Adekunle Gold, the artist, has disclosed that he was ridiculed by critics when he transitioned from Highlife to Afropop.
The musician debuted in 2015 with the tune ‘Sade,’ a highlife rendition of One Direction’s ‘Story of My Life’
Subsequently, Adekunle Gold got a contract with YBNL and released his self-titled debut studio album.
However, between 2019 and 2020, the singer began recording tracks with Afropop influences, marking a turnaround.
After the release of his 2020 album, which was blatantly labeled “Afropop,” he stated that the alterations had been gradual.
In a message to his supporters commemorating his birthday, Adekunle recounted how his choice was ridiculed by naysayers.
“When I first started putting my photoshop images online, some people laughed at me. Others ignored it and some supported me. The same thing happened when I started sharing my music publicly,” the singer wrote.

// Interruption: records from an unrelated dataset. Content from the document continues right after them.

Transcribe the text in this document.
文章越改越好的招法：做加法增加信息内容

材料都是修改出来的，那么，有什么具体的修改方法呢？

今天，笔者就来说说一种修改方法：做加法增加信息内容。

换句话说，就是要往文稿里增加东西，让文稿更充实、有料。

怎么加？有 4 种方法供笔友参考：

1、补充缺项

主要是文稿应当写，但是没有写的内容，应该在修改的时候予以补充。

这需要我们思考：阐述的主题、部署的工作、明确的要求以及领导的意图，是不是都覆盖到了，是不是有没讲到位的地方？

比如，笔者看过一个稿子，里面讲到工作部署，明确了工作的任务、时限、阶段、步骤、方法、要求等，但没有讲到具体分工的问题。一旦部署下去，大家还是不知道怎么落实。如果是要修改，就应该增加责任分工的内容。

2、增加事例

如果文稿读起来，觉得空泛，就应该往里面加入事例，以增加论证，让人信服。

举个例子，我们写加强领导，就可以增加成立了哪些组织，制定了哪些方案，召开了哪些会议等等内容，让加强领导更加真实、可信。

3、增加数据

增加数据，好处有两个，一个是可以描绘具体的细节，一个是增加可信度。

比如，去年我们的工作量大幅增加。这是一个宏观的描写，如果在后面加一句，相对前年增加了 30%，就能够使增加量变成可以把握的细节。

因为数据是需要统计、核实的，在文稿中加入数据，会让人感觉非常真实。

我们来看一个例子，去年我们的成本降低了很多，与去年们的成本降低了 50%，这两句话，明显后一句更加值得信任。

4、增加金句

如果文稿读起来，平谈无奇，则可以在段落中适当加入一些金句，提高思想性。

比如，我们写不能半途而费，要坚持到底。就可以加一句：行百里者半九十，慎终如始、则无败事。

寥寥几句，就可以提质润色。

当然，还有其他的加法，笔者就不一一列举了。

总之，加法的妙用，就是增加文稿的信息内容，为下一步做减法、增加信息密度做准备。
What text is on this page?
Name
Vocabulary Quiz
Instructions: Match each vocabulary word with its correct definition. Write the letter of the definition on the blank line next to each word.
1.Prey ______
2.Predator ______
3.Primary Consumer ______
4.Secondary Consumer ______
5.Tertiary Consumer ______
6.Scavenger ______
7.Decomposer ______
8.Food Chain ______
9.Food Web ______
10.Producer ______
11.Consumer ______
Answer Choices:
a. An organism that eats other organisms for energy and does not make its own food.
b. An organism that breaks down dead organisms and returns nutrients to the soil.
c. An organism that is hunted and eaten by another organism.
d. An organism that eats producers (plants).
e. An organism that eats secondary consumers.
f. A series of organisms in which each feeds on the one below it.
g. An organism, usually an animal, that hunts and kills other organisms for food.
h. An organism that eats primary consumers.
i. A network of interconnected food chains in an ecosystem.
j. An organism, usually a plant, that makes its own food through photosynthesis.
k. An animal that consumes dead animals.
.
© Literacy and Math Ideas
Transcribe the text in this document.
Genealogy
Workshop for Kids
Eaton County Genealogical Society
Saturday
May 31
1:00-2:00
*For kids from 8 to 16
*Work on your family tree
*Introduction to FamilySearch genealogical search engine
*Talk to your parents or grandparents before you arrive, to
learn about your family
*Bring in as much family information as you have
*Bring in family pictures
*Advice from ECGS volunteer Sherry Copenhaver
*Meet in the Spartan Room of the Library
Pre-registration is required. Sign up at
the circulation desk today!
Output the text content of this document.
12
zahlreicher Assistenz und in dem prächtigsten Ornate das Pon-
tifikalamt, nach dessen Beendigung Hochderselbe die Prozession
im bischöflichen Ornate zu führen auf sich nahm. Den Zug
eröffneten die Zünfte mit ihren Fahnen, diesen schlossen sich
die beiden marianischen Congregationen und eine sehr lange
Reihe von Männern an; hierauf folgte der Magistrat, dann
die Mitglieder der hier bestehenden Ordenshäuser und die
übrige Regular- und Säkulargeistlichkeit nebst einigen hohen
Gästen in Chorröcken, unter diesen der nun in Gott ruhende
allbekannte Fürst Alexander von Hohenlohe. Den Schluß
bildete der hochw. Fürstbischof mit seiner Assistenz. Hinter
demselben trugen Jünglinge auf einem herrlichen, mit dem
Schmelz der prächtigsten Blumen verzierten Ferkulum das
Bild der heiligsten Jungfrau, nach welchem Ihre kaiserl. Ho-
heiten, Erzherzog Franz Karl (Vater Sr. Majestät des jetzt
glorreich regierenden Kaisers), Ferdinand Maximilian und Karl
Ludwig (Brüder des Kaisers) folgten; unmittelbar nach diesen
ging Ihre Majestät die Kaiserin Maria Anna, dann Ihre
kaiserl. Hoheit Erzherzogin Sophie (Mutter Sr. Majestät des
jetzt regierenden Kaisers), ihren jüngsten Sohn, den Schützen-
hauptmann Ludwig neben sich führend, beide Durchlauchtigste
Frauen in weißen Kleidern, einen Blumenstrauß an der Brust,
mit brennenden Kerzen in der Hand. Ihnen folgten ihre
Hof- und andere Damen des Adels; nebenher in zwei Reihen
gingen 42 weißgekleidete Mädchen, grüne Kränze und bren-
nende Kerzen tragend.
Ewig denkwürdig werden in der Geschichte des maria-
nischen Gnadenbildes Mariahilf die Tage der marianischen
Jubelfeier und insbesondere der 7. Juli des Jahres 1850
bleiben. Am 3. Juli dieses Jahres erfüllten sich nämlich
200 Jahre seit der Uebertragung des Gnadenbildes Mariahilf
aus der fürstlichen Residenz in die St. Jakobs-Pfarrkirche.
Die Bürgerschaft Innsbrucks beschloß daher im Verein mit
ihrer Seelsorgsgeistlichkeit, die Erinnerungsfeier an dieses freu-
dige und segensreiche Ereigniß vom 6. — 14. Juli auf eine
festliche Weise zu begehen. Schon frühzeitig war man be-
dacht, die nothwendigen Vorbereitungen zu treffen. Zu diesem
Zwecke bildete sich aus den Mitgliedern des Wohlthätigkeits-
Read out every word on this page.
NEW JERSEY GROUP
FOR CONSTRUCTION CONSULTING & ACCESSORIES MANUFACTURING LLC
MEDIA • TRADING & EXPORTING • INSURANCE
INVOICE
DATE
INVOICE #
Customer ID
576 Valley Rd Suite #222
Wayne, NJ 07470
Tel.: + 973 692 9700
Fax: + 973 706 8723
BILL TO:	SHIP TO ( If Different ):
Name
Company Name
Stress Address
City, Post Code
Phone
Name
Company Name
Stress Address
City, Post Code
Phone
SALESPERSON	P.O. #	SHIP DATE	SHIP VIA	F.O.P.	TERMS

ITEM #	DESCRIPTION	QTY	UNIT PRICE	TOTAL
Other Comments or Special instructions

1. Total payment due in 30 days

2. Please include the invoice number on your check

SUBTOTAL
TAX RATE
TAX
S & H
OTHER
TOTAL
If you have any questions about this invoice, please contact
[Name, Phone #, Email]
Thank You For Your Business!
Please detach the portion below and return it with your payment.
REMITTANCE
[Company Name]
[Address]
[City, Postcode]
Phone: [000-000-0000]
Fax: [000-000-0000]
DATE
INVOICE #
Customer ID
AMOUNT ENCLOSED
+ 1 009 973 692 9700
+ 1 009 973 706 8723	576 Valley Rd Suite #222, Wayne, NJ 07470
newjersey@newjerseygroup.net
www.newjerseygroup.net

“People didn’t really pay any attention to it. Some of the people I really respected made fun of my voice. In 2019 when I started releasing Afropop sounds, I saw a tweet where someone had called me a ‘Yoruba singer’.
“[They] told me to stick to what I knew. In hindsight, I wonder why they thought ‘Yoruba singer’ was an insult. I didn’t allow anyone’s opinion to stop me from expressing my creativity. I was doing it for me.
“My point is, with everything you do, people will have their own opinion about it. Some will criticise you openly and others will keep it to themselves. Some opinions will discourage you and some will empower you.
“Sometimes, those that support you will turn on you when you’re no longer winning. Just make sure you’re doing everything you do for yourself and not for the approval of anyone else.”
In 2020, Adekunle clarified that drifting toward pop didn’t amount to a total overhaul of his music style
“It makes sense to say I don’t have a sound because I can do anything,” he had stated during a private forum.
“The album ‘Gold’ was highlife. ‘About 30′ was an upgrade with more pop. Now, ‘Afropop’ is totally different.
“Who would think that I can do dancehall, R&B, an EDM-sounding song like ‘Here For Ya’?
“I’m trying to take music to a new level where people have not. The legacy is, I want to [be able to] say I did all.”